My Samples
https://tinyurl.com/cbmctsamples
Book Recommendations
Mastering Azure Analytics, by Zoiner Tejada.
Beginning Apache Spark Using Azure Databricks: Unleashing Large Cluster Analytics in the Cloud, by Robert Ilijason.
Understanding Azure Data Factory: Operationalizing Big Data and Advanced Analytics Solutions, by Sudhir Rawat and Abhishek Narain.
Architecture
There are a number of different high-level architecture diagrams available for big data processing, with various names for the phases.
The most common versions has nine phases: Data Sources, Data Storage, Real-Time Message Ingestion, Batch Processing, Stream Processing, Machine Learning, Analytics & Reporting, Orchestration.
https://docs.microsoft.com/en-us/azure/architecture/data-guide/big-data/
Some Microsoft docs simplify it into four phases: Load & Ingest, Store, Process, Serve. Annoyingly, they often name them differently. For example, course DP-201 and its exam use the terms Ingestion, Data Storage, Analysis, and Virtualization. Except where they use Ingest, Process, Store, and Analyse/Report… Course DP-200 and its exam use Ingest, Store, Prep & Train, and Model & Serve. Sheesh.

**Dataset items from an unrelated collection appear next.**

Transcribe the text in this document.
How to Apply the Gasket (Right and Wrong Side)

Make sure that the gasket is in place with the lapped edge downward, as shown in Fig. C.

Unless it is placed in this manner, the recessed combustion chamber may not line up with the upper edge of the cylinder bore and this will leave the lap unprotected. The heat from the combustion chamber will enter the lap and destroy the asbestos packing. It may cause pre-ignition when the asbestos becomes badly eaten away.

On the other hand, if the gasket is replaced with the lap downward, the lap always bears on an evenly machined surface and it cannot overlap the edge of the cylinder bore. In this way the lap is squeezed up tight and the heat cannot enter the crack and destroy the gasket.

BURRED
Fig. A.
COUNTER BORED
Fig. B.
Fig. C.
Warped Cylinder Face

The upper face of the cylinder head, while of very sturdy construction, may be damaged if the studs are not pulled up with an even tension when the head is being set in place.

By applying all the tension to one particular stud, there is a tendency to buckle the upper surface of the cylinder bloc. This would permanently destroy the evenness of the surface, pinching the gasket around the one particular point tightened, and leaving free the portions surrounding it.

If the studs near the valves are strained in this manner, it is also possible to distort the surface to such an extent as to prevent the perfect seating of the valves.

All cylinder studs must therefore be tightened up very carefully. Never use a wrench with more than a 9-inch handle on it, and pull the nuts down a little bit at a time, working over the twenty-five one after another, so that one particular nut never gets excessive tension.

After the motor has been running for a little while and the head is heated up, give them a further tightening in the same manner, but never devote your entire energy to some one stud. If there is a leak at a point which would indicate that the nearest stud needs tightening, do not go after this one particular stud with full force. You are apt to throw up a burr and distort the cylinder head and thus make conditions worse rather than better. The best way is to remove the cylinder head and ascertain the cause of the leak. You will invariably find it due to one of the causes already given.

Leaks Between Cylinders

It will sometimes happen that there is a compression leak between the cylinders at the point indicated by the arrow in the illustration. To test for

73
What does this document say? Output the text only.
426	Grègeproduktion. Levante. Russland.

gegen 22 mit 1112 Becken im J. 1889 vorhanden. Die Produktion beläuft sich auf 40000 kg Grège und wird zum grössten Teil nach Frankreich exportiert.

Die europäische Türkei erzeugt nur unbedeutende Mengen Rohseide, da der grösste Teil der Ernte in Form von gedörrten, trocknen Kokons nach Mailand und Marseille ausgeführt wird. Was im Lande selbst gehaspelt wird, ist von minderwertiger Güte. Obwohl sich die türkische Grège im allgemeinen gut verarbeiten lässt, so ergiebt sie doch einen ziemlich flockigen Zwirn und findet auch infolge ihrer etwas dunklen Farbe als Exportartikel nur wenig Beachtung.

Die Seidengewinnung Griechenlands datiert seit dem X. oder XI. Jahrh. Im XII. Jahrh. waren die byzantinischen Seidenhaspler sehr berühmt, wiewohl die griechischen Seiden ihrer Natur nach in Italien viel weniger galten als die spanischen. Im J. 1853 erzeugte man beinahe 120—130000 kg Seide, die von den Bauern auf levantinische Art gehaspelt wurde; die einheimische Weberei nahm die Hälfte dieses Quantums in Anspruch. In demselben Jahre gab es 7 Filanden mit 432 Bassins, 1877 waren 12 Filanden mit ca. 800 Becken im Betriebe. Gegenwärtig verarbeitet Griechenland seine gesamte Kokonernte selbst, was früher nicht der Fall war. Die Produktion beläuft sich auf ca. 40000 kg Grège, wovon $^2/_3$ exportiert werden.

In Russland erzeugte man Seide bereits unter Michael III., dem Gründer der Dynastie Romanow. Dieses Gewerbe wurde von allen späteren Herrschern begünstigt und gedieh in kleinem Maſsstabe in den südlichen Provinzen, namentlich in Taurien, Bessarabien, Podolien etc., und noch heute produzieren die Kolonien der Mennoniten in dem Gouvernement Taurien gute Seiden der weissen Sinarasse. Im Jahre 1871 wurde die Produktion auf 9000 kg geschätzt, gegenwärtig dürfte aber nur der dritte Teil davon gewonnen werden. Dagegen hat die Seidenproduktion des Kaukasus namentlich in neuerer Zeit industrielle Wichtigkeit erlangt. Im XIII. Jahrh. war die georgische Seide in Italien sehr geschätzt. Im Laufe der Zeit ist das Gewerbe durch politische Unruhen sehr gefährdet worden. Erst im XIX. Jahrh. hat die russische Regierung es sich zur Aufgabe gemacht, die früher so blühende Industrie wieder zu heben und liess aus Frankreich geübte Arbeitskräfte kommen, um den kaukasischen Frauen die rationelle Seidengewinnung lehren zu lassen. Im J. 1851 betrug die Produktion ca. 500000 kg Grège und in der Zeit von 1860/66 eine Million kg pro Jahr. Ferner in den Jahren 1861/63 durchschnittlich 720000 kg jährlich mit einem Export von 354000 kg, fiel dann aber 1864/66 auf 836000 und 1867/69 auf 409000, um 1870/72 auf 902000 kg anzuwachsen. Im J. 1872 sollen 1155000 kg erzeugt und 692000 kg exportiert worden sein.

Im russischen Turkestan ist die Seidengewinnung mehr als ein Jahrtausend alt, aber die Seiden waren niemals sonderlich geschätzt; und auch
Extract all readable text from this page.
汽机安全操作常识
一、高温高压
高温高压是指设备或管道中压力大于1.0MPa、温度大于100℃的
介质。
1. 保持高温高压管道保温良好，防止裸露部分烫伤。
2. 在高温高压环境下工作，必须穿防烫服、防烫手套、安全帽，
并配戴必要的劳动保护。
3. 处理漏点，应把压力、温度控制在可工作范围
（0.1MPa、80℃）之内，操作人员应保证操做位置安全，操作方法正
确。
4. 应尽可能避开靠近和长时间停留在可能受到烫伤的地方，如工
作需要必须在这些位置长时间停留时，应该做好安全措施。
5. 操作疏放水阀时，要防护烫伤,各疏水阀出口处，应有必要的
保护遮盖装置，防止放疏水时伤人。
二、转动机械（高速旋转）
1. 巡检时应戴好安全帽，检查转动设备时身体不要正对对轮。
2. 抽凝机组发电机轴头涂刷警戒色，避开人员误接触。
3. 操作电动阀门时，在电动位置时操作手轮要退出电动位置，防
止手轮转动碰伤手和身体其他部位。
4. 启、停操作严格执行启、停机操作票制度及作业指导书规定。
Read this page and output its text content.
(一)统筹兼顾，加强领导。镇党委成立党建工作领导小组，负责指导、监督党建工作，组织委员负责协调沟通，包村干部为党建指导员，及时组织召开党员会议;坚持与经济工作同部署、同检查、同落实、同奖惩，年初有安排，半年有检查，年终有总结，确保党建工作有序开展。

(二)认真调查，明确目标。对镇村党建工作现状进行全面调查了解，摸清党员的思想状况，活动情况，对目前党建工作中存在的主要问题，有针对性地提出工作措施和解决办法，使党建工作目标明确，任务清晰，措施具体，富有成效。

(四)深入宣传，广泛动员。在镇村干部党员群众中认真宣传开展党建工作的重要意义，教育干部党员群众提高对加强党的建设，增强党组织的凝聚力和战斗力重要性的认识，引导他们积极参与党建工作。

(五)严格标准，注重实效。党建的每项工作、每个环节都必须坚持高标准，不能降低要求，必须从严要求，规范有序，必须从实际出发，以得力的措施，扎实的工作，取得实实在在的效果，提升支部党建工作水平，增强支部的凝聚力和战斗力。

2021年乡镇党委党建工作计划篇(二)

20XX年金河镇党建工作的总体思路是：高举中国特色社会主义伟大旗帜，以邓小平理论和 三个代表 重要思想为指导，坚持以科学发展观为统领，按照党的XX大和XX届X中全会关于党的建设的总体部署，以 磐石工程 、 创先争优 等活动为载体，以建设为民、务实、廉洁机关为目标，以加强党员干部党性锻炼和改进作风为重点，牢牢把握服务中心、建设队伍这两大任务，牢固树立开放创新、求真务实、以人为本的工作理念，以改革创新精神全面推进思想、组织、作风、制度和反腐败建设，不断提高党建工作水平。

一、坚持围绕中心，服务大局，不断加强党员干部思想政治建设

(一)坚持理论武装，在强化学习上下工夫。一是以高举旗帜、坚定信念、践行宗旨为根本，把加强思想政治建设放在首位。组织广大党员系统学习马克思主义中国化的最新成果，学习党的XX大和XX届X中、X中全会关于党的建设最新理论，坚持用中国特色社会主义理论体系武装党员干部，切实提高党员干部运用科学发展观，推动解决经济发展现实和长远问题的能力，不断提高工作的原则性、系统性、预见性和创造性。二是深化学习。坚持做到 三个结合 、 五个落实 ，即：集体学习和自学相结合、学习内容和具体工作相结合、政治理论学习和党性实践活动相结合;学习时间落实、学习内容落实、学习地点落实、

Choice of Batch Processing services
Azure Data Lake Analytics, Azure Databricks and Azure HDInsight have a lot of overlap between their use cases (the Batch Processing section of the big picture)
This course only covers Databricks (possibly because it is the newest?).
Note that Data Lake Analytics hasn't seen any updates for a couple of years (and its query language, U-SQL, doesn't support Data Lake Storage Gen2). Does it have a future?
https://www.clearpeaks.com/cloud-analytics-on-azure-databricks-vs-hdinsight-vs-data-lake-analytics/
https://stackoverflow.com/questions/50679909/azure-data-lake-vs-azure-hdinsight
https://visualbi.com/blogs/microsoft/azure/etl-azure-databricks-vs-data-lake-analytics/
We could also mention Azure Batch, though it is more an HPC service than a BI service.
https://azure.microsoft.com/en-us/services/batch/
Module 1, Surveying the Azure Data Platform, Azure Data Lake Storage
There is no in-place upgrade available. Customers must migrate data from Gen1 to Gen2.
https://docs.microsoft.com/en-us/azure/storage/blobs/data-lake-storage-migrate-gen1-to-gen2
For ingesting data, there is also ADLCopy.exe, but only for Data Lake Storage Gen1.
Module 2, Module Introduction, Create a Data Lake Storage Account (Gen2)
Enabling Hierarchical namespace can only be done at creation time.
Module 2, Module Introduction, Big Data Use Cases
Azure Analysis Services is not discussed in this course. It is mentioned briefly in course DP-201.
In short, it is for building semantic model cubes. It is a PaaS service equivalent to SQL Server Analysis Services PowerPivot. In the big picture, it goes in the Analytical Data Store section, though sometimes it is placed in the Analytics & Reporting section.
Lab 2
Note that the various resources you create are required in later labs. Do not delete them at the end of each lab.
Refer to the class resources handout.
Module 3, Introduction to Azure Databricks, Enterprise Security
RBAC requires the Premium pricing tier.
Module 3, Performing Transformations with Azure Databricks, ETL process
Message brokers.
https://www.softkraft.co/aws-kinesis-vs-kafka-comparison/
https://dzone.com/articles/evaluating-message-brokers-kafka-vs-kinesis-vs-sqs
https://epsagon.com/development/kafka-rabbitmq-or-kinesis-solution-comparison/
File types.
IDEs
It is possible to connect IDEs like Visual Studio and Eclipse.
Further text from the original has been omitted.